Hey everyone. I just came upon this forum when looking up some things related to caregiving, so I will like to share my story as of now.
I am 20 years old now , at the age of 10 my mother divorced my abusive father and we left to live to my grandparents house, which they accepted us then with a lot of care and support, 10 years later we're still in their house. Both my grandparents were very active people. Sadly cancer struck my grandmother (ovary cancer to be exact) and she was also diabetic. But spite that she was still very self sufficient until her last 2 months of life which were hard for all of us, we never got a caretaker so my mom and I started to take care of her which lasted very little compared to what we have now.
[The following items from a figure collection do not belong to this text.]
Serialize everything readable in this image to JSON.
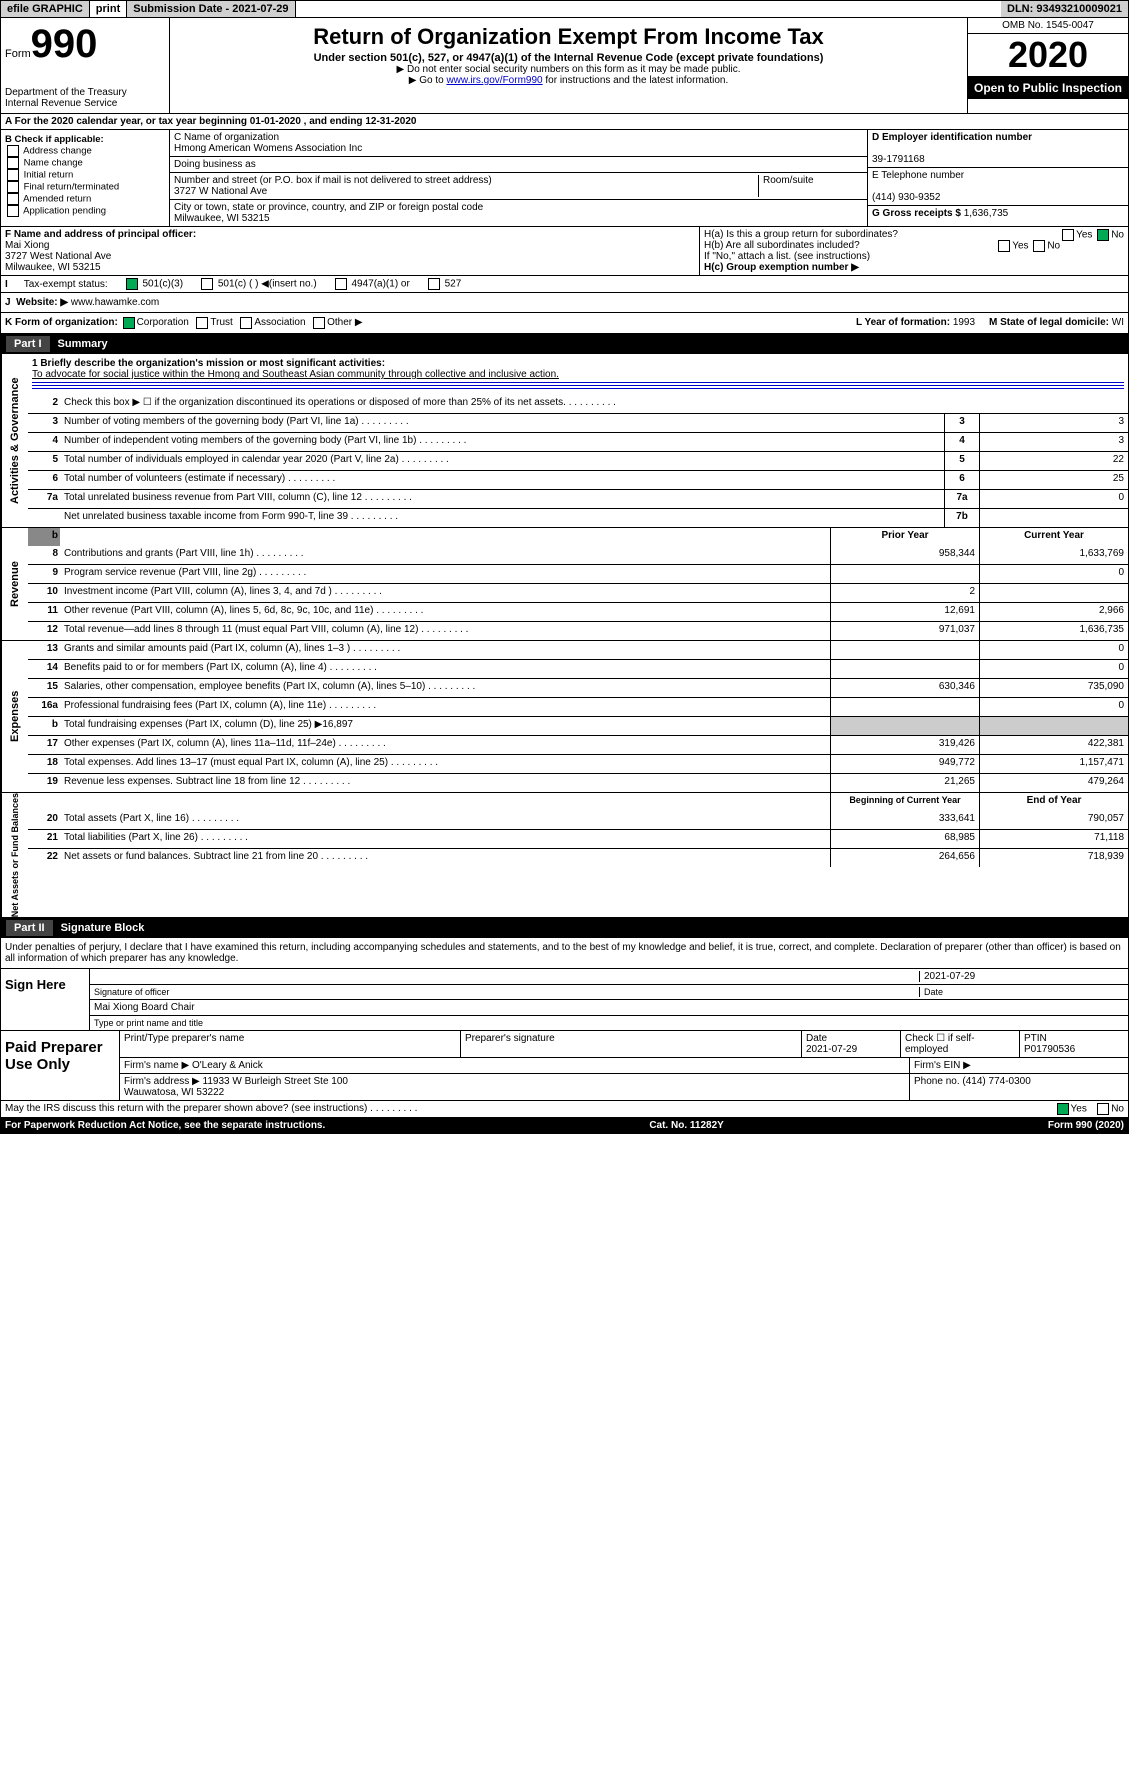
{
  "top": {
    "efile": "efile GRAPHIC",
    "print": "print",
    "sub_date": "Submission Date - 2021-07-29",
    "dln": "DLN: 93493210009021"
  },
  "header": {
    "form_prefix": "Form",
    "form_num": "990",
    "title": "Return of Organization Exempt From Income Tax",
    "subtitle": "Under section 501(c), 527, or 4947(a)(1) of the Internal Revenue Code (except private foundations)",
    "note1": "Do not enter social security numbers on this form as it may be made public.",
    "note2_pre": "Go to ",
    "note2_link": "www.irs.gov/Form990",
    "note2_post": " for instructions and the latest information.",
    "dept": "Department of the Treasury\nInternal Revenue Service",
    "omb": "OMB No. 1545-0047",
    "year": "2020",
    "open": "Open to Public Inspection"
  },
  "period": "A For the 2020 calendar year, or tax year beginning 01-01-2020    , and ending 12-31-2020",
  "boxB": {
    "label": "B Check if applicable:",
    "opts": [
      "Address change",
      "Name change",
      "Initial return",
      "Final return/terminated",
      "Amended return",
      "Application pending"
    ]
  },
  "boxC": {
    "label": "C Name of organization",
    "name": "Hmong American Womens Association Inc",
    "dba_label": "Doing business as",
    "addr_label": "Number and street (or P.O. box if mail is not delivered to street address)",
    "room_label": "Room/suite",
    "addr": "3727 W National Ave",
    "city_label": "City or town, state or province, country, and ZIP or foreign postal code",
    "city": "Milwaukee, WI  53215"
  },
  "boxD": {
    "label": "D Employer identification number",
    "val": "39-1791168"
  },
  "boxE": {
    "label": "E Telephone number",
    "val": "(414) 930-9352"
  },
  "boxG": {
    "label": "G Gross receipts $",
    "val": "1,636,735"
  },
  "boxF": {
    "label": "F  Name and address of principal officer:",
    "name": "Mai Xiong",
    "addr": "3727 West National Ave\nMilwaukee, WI  53215"
  },
  "boxH": {
    "a": "H(a)  Is this a group return for subordinates?",
    "a_no": "No",
    "b": "H(b)  Are all subordinates included?",
    "b_note": "If \"No,\" attach a list. (see instructions)",
    "c": "H(c)  Group exemption number ▶"
  },
  "taxI": {
    "label": "Tax-exempt status:",
    "c3": "501(c)(3)",
    "c": "501(c) (  ) ◀(insert no.)",
    "a1": "4947(a)(1) or",
    "s527": "527"
  },
  "boxJ": {
    "label": "Website: ▶",
    "val": "www.hawamke.com"
  },
  "boxK": {
    "label": "K Form of organization:",
    "corp": "Corporation",
    "trust": "Trust",
    "assoc": "Association",
    "other": "Other ▶"
  },
  "boxL": {
    "label": "L Year of formation:",
    "val": "1993"
  },
  "boxM": {
    "label": "M State of legal domicile:",
    "val": "WI"
  },
  "part1": {
    "tab": "Part I",
    "title": "Summary"
  },
  "mission": {
    "q": "1  Briefly describe the organization's mission or most significant activities:",
    "text": "To advocate for social justice within the Hmong and Southeast Asian community through collective and inclusive action."
  },
  "lines_gov": [
    {
      "n": "2",
      "d": "Check this box ▶ ☐  if the organization discontinued its operations or disposed of more than 25% of its net assets."
    },
    {
      "n": "3",
      "d": "Number of voting members of the governing body (Part VI, line 1a)",
      "box": "3",
      "val": "3"
    },
    {
      "n": "4",
      "d": "Number of independent voting members of the governing body (Part VI, line 1b)",
      "box": "4",
      "val": "3"
    },
    {
      "n": "5",
      "d": "Total number of individuals employed in calendar year 2020 (Part V, line 2a)",
      "box": "5",
      "val": "22"
    },
    {
      "n": "6",
      "d": "Total number of volunteers (estimate if necessary)",
      "box": "6",
      "val": "25"
    },
    {
      "n": "7a",
      "d": "Total unrelated business revenue from Part VIII, column (C), line 12",
      "box": "7a",
      "val": "0"
    },
    {
      "n": "",
      "d": "Net unrelated business taxable income from Form 990-T, line 39",
      "box": "7b",
      "val": ""
    }
  ],
  "rev_header": {
    "prior": "Prior Year",
    "curr": "Current Year"
  },
  "lines_rev": [
    {
      "n": "8",
      "d": "Contributions and grants (Part VIII, line 1h)",
      "p": "958,344",
      "c": "1,633,769"
    },
    {
      "n": "9",
      "d": "Program service revenue (Part VIII, line 2g)",
      "p": "",
      "c": "0"
    },
    {
      "n": "10",
      "d": "Investment income (Part VIII, column (A), lines 3, 4, and 7d )",
      "p": "2",
      "c": ""
    },
    {
      "n": "11",
      "d": "Other revenue (Part VIII, column (A), lines 5, 6d, 8c, 9c, 10c, and 11e)",
      "p": "12,691",
      "c": "2,966"
    },
    {
      "n": "12",
      "d": "Total revenue—add lines 8 through 11 (must equal Part VIII, column (A), line 12)",
      "p": "971,037",
      "c": "1,636,735"
    }
  ],
  "lines_exp": [
    {
      "n": "13",
      "d": "Grants and similar amounts paid (Part IX, column (A), lines 1–3 )",
      "p": "",
      "c": "0"
    },
    {
      "n": "14",
      "d": "Benefits paid to or for members (Part IX, column (A), line 4)",
      "p": "",
      "c": "0"
    },
    {
      "n": "15",
      "d": "Salaries, other compensation, employee benefits (Part IX, column (A), lines 5–10)",
      "p": "630,346",
      "c": "735,090"
    },
    {
      "n": "16a",
      "d": "Professional fundraising fees (Part IX, column (A), line 11e)",
      "p": "",
      "c": "0"
    },
    {
      "n": "b",
      "d": "Total fundraising expenses (Part IX, column (D), line 25) ▶16,897",
      "p": "",
      "c": "",
      "noval": true
    },
    {
      "n": "17",
      "d": "Other expenses (Part IX, column (A), lines 11a–11d, 11f–24e)",
      "p": "319,426",
      "c": "422,381"
    },
    {
      "n": "18",
      "d": "Total expenses. Add lines 13–17 (must equal Part IX, column (A), line 25)",
      "p": "949,772",
      "c": "1,157,471"
    },
    {
      "n": "19",
      "d": "Revenue less expenses. Subtract line 18 from line 12",
      "p": "21,265",
      "c": "479,264"
    }
  ],
  "na_header": {
    "prior": "Beginning of Current Year",
    "curr": "End of Year"
  },
  "lines_na": [
    {
      "n": "20",
      "d": "Total assets (Part X, line 16)",
      "p": "333,641",
      "c": "790,057"
    },
    {
      "n": "21",
      "d": "Total liabilities (Part X, line 26)",
      "p": "68,985",
      "c": "71,118"
    },
    {
      "n": "22",
      "d": "Net assets or fund balances. Subtract line 21 from line 20",
      "p": "264,656",
      "c": "718,939"
    }
  ],
  "part2": {
    "tab": "Part II",
    "title": "Signature Block"
  },
  "perjury": "Under penalties of perjury, I declare that I have examined this return, including accompanying schedules and statements, and to the best of my knowledge and belief, it is true, correct, and complete. Declaration of preparer (other than officer) is based on all information of which preparer has any knowledge.",
  "sign": {
    "label": "Sign Here",
    "sig_date": "2021-07-29",
    "sig_of": "Signature of officer",
    "date_lbl": "Date",
    "name": "Mai Xiong  Board Chair",
    "name_lbl": "Type or print name and title"
  },
  "paid": {
    "label": "Paid Preparer Use Only",
    "h1": "Print/Type preparer's name",
    "h2": "Preparer's signature",
    "h3": "Date",
    "h4": "Check ☐ if self-employed",
    "h5": "PTIN",
    "date": "2021-07-29",
    "ptin": "P01790536",
    "firm_lbl": "Firm's name   ▶",
    "firm": "O'Leary & Anick",
    "ein_lbl": "Firm's EIN ▶",
    "addr_lbl": "Firm's address ▶",
    "addr": "11933 W Burleigh Street Ste 100\nWauwatosa, WI  53222",
    "phone_lbl": "Phone no.",
    "phone": "(414) 774-0300"
  },
  "discuss": "May the IRS discuss this return with the preparer shown above? (see instructions)",
  "discuss_yes": "Yes",
  "discuss_no": "No",
  "footer": {
    "left": "For Paperwork Reduction Act Notice, see the separate instructions.",
    "mid": "Cat. No. 11282Y",
    "right": "Form 990 (2020)"
  },
  "side_labels": {
    "gov": "Activities & Governance",
    "rev": "Revenue",
    "exp": "Expenses",
    "na": "Net Assets or Fund Balances"
  }
}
As my grandfather was left alone we started taking care of him (or at least try) like my grandma used to. Hes always had amazing health and he was very strong ans active until he started showing noticeable memory problems probably caused by age, or the start of alzheimer. He also has cancer develop in the upper right side of his lung, and a reappearing aortic aneurysm which he had another one in a different location of the aorta many years ago that got treated. His memory became worse at the Point that now hes extremely delusional, to the point of no sleep, trying to escape home, because he wants to go home, talking to invisible people and so on, this happened in a matter of months and went worse as the day passed. I'm now writing to you guys to help me get through this.. its been a year of very hard caretaking. Hes lost all his body fat and muscle no matter if he eats or not yet he still has big bones and weighs a ton since hes very tall and bones are really heavy. If I'm alone at home and he falls down trying to walk on his own I cant pick him up without my mom and I have to leave him there until my mother is back home. The other person with me is my younger sister but if I can't, its worse for her. She gets very nervous and anxious regarding my grandfather since he questions her whatever things and even get violent. Getting very scared. We do have a caretaker on weekdays when my mom needs to work, and my sister and I go to college/school. personally don't like her. Shes really loud and I feel that makes my grandfather even more agitated, and doesn't give him the peace and calm I think he needs for his age and condition. Our weekends consist of us taking care of him and being completely secluded in our house taking care of him, and as I type this; I'm in the hospital with him, we took him as an emergency from an ulcer that started hemorrhaging and made his discharges filled with blood, same as puking blood. We've been in the clinic with 0 insurance since on April he came in for the same incident as last time. My mom has been paying every day a little bit. Which they are HUGE amounts anyway.
Saying this my mom and I are exhausted, emotionally and physically. I've been staying in the hospital this week and I'm beat. I don't know since when I don't sleep because of my grandfather's also sleepless nights talking very loudly and trying to leave the hospital bed or ripping off whatever strange object is attached to him. I'm very emotionally sensible right now, my mom looks depressed looking him like this. And it makes me sad to see her sad. And its a mix of things that I feel are taking a huge toll on me. I feel like a horrible person thinking it might be better if he passed away. Not because I wanna go in vacation. But because it hurts to see him like this, suffering son much. How can u cope with this?
I also live in Venezuela. Which is possibly the worst country for sick people, as there's 0 medicine available. Not even diapers for him. All of this mixed up with his conditions are deeply saddening since I love him deeply. But i hate to see him suffer at the same time.